Fitch Solutions further notes that with economies reopening, consumers are demanding products that they had little access to over the previous year. However, manufacturers are facing several problems. It says supply chain issues and bottlenecks are resulting in consumer goods shortages, feeding through into supply-side inflation. Fitch Solutions believes the global semiconductor shortage will continue into 2022, putting the pressure on the supply of several consumer goods.

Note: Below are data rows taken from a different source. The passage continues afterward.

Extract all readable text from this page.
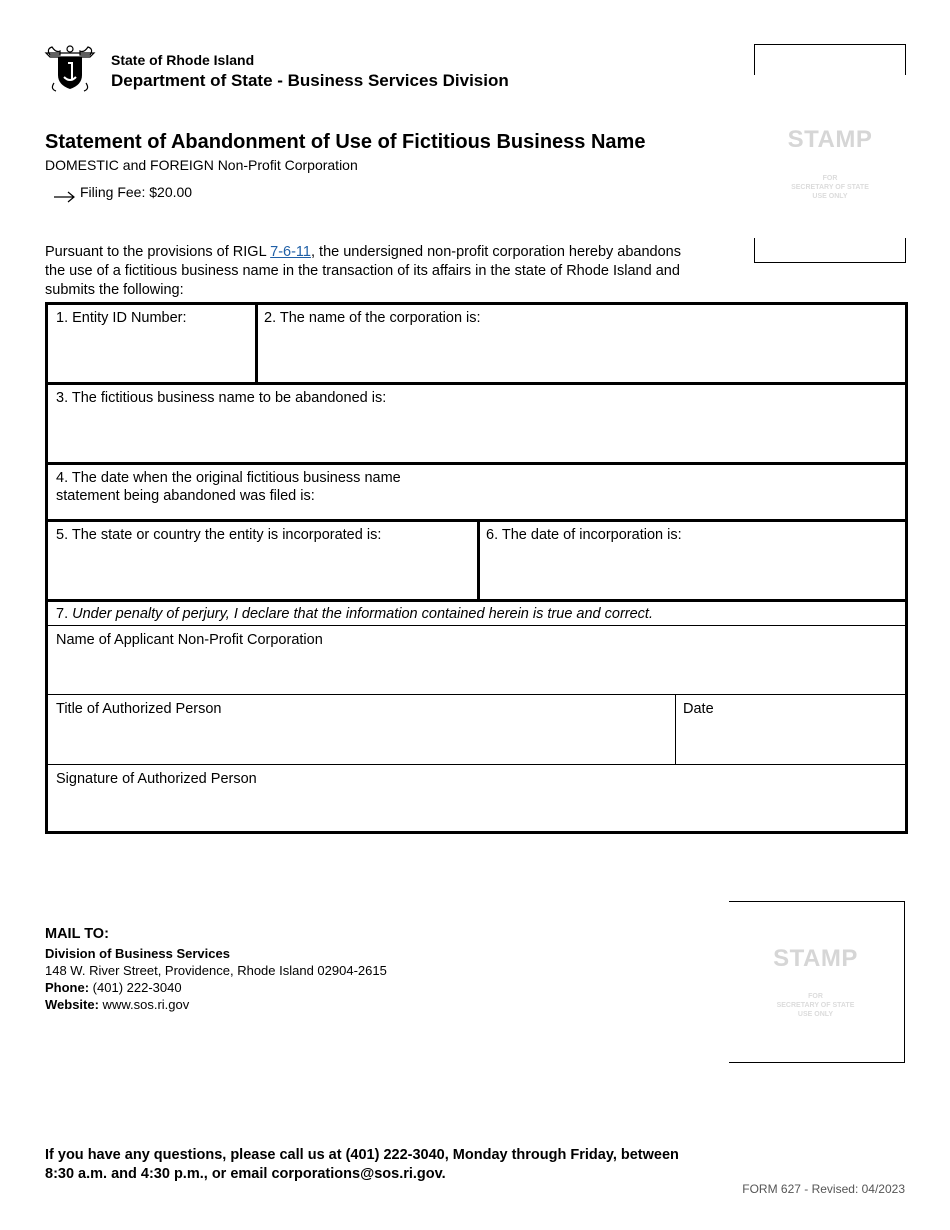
State of Rhode Island
Department of State - Business Services Division
STAMP
FOR
SECRETARY OF STATE
USE ONLY
Statement of Abandonment of Use of Fictitious Business Name
DOMESTIC and FOREIGN Non-Profit Corporation
Filing Fee: $20.00
Pursuant to the provisions of RIGL 7-6-11, the undersigned non-profit corporation hereby abandons the use of a fictitious business name in the transaction of its affairs in the state of Rhode Island and submits the following:
1. Entity ID Number:	2. The name of the corporation is:
3. The fictitious business name to be abandoned is:
4. The date when the original fictitious business name
statement being abandoned was filed is:
5. The state or country the entity is incorporated is:	6. The date of incorporation is:
7. Under penalty of perjury, I declare that the information contained herein is true and correct.
Name of Applicant Non-Profit Corporation
Title of Authorized Person	Date
Signature of Authorized Person
MAIL TO:
Division of Business Services
148 W. River Street, Providence, Rhode Island 02904-2615
Phone: (401) 222-3040
Website: www.sos.ri.gov
STAMP
FOR
SECRETARY OF STATE
USE ONLY
If you have any questions, please call us at (401) 222-3040, Monday through Friday, between 8:30 a.m. and 4:30 p.m., or email corporations@sos.ri.gov.
FORM 627 - Revised: 04/2023
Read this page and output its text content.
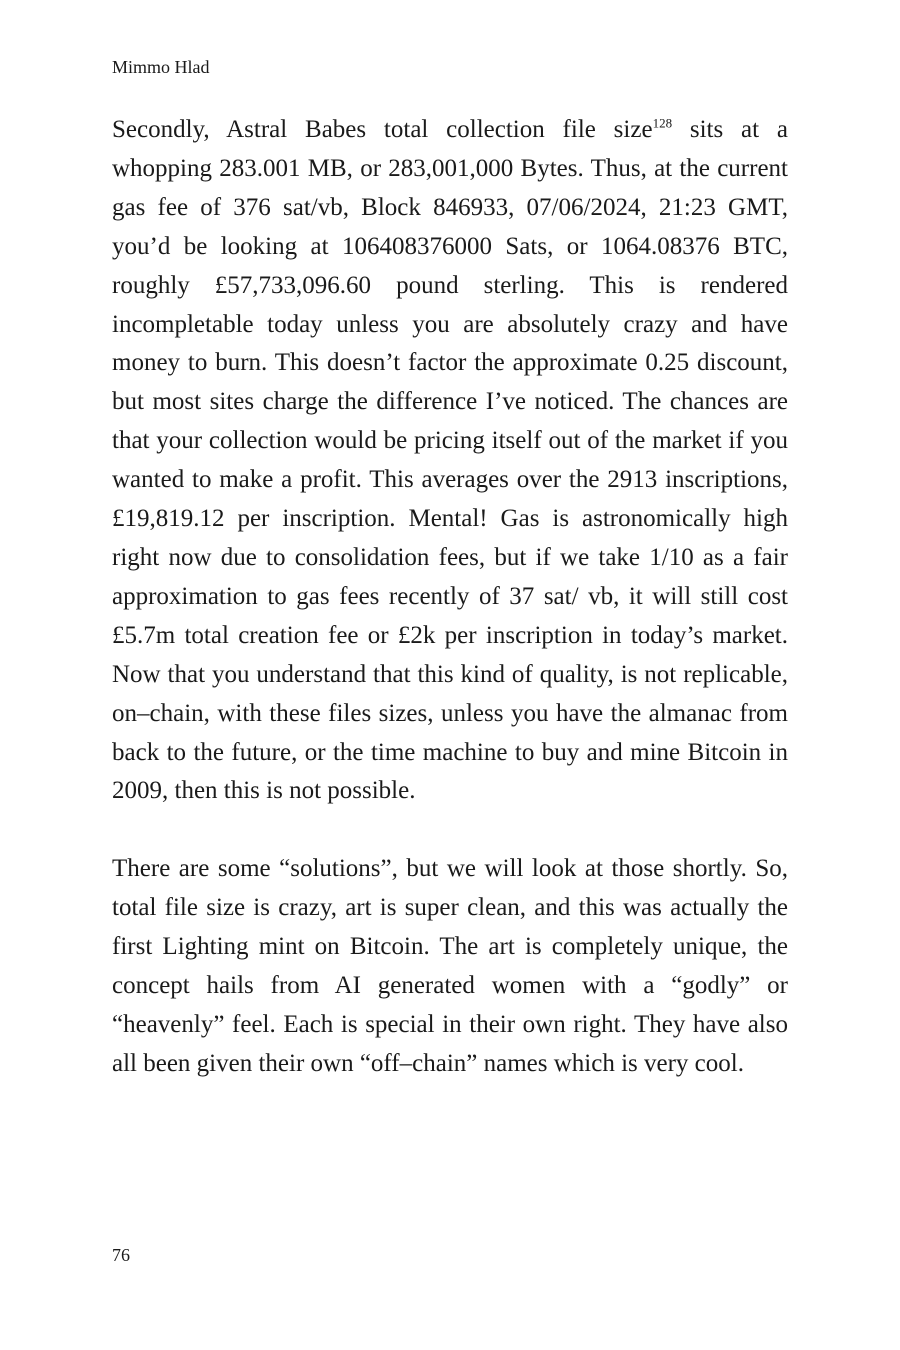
Mimmo Hlad

Secondly, Astral Babes total collection file size$^{128}$ sits at a whopping 283.001 MB, or 283,001,000 Bytes. Thus, at the current gas fee of 376 sat/vb, Block 846933, 07/06/2024, 21:23 GMT, you’d be looking at 106408376000 Sats, or 1064.08376 BTC, roughly £57,733,096.60 pound sterling. This is rendered incompletable today unless you are absolutely crazy and have money to burn. This doesn’t factor the approximate 0.25 discount, but most sites charge the difference I’ve noticed. The chances are that your collection would be pricing itself out of the market if you wanted to make a profit. This averages over the 2913 inscriptions, £19,819.12 per inscription. Mental! Gas is astronomically high right now due to consolidation fees, but if we take 1/10 as a fair approximation to gas fees recently of 37 sat/ vb, it will still cost £5.7m total creation fee or £2k per inscription in today’s market. Now that you understand that this kind of quality, is not replicable, on–chain, with these files sizes, unless you have the almanac from back to the future, or the time machine to buy and mine Bitcoin in 2009, then this is not possible.

There are some “solutions”, but we will look at those shortly. So, total file size is crazy, art is super clean, and this was actually the first Lighting mint on Bitcoin. The art is completely unique, the concept hails from AI generated women with a “godly” or “heavenly” feel. Each is special in their own right. They have also all been given their own “off–chain” names which is very cool.

76
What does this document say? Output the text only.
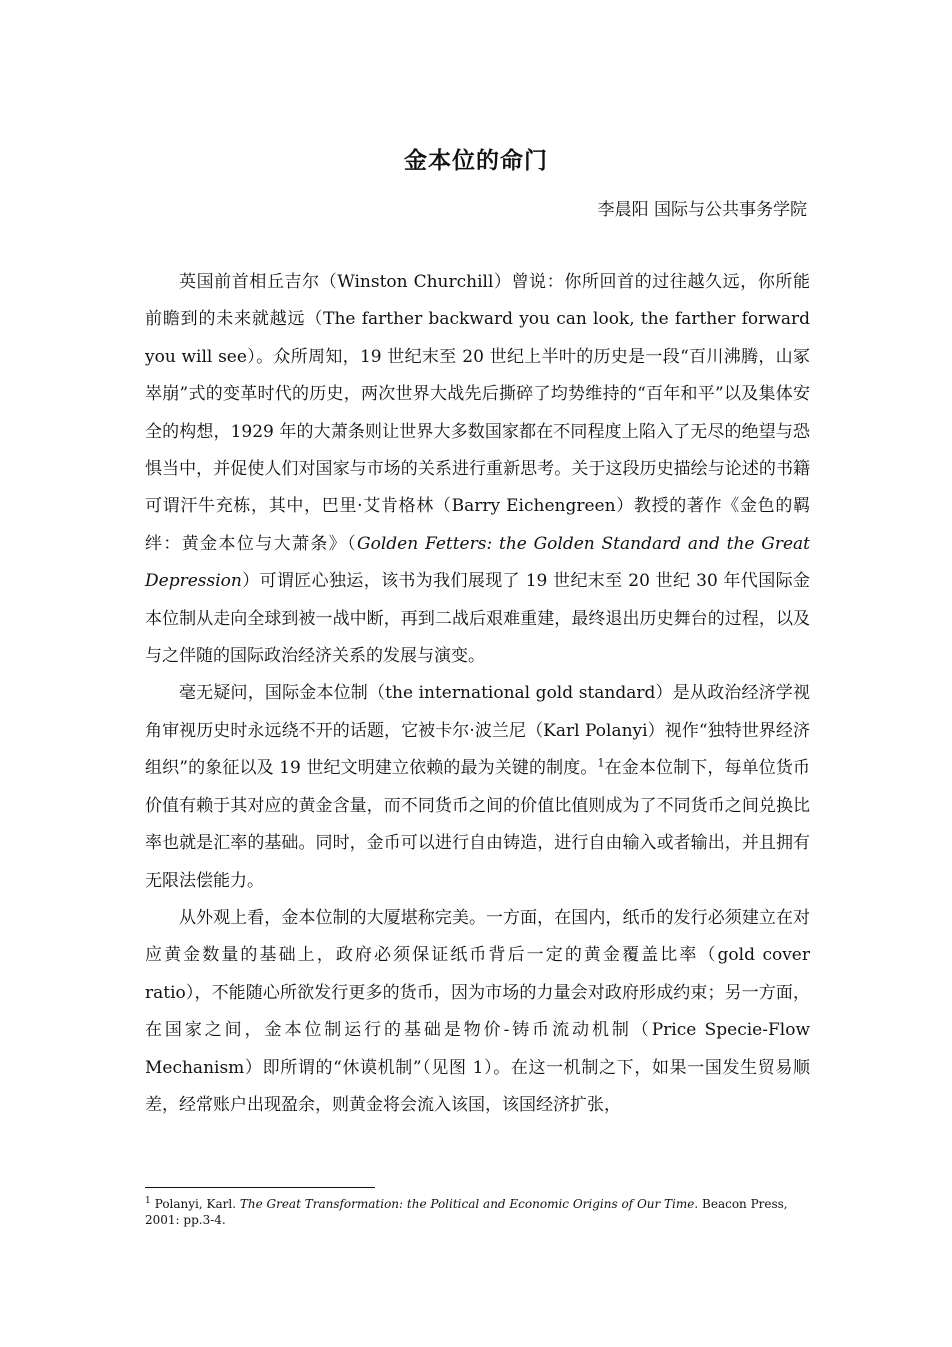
金本位的命门
李晨阳 国际与公共事务学院

英国前首相丘吉尔（Winston Churchill）曾说：你所回首的过往越久远，你所能前瞻到的未来就越远（The farther backward you can look, the farther forward you will see）。众所周知，19 世纪末至 20 世纪上半叶的历史是一段“百川沸腾，山冢崒崩”式的变革时代的历史，两次世界大战先后撕碎了均势维持的“百年和平”以及集体安全的构想，1929 年的大萧条则让世界大多数国家都在不同程度上陷入了无尽的绝望与恐惧当中，并促使人们对国家与市场的关系进行重新思考。关于这段历史描绘与论述的书籍可谓汗牛充栋，其中，巴里·艾肯格林（Barry Eichengreen）教授的著作《金色的羁绊：黄金本位与大萧条》（Golden Fetters: the Golden Standard and the Great Depression）可谓匠心独运，该书为我们展现了 19 世纪末至 20 世纪 30 年代国际金本位制从走向全球到被一战中断，再到二战后艰难重建，最终退出历史舞台的过程，以及与之伴随的国际政治经济关系的发展与演变。

毫无疑问，国际金本位制（the international gold standard）是从政治经济学视角审视历史时永远绕不开的话题，它被卡尔·波兰尼（Karl Polanyi）视作“独特世界经济组织”的象征以及 19 世纪文明建立依赖的最为关键的制度。$^1$在金本位制下，每单位货币价值有赖于其对应的黄金含量，而不同货币之间的价值比值则成为了不同货币之间兑换比率也就是汇率的基础。同时，金币可以进行自由铸造，进行自由输入或者输出，并且拥有无限法偿能力。

从外观上看，金本位制的大厦堪称完美。一方面，在国内，纸币的发行必须建立在对应黄金数量的基础上，政府必须保证纸币背后一定的黄金覆盖比率（gold cover ratio），不能随心所欲发行更多的货币，因为市场的力量会对政府形成约束；另一方面，在国家之间，金本位制运行的基础是物价-铸币流动机制（Price Specie-Flow Mechanism）即所谓的“休谟机制”（见图 1）。在这一机制之下，如果一国发生贸易顺差，经常账户出现盈余，则黄金将会流入该国，该国经济扩张，

$^1$ Polanyi, Karl. The Great Transformation: the Political and Economic Origins of Our Time. Beacon Press, 2001: pp.3-4.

It says the spread of the Delta variant is upending factory production in Asia, disrupting shipping and posing more shocks to the world economy. Similarly, manufacturers are facing shortages of key components and higher raw materials costs, the report says adding that while this is somewhat restricted to consumer goods, there is a high risk that this feeds through into more consumer services over the 2022 year.
“Our global view for a notable recovery in consumer spending relies on the ability of authorities to vaccinate a large enough proportion of their populations and thereby experience a notable drop in Covid-19 infections and a decline in hospitalisation rates,” says Fitch Solutions. Both these factors, it says, will lead to governments gradually lifting restrictions, which will boost consumer confidence and retail sales.
“As of December 6 2021, 38.4% of people in Botswana have received at least one vaccine dose. While this is low, it is higher than the Africa average of 11.3%. The vaccines being administered in Botswana include Pfizer-BioNTech, Sinovac and Johnson & Johnson. We believe that a successful vaccine rollout will aid the country’s consumer spending recovery,” says Fitch Solutions. Therefore, the agency says, “Our forecasts account for risks that are highly likely to play out in 2022, including the easing of government support. However, if other risks start to play out, this may lead to forecast revisions.”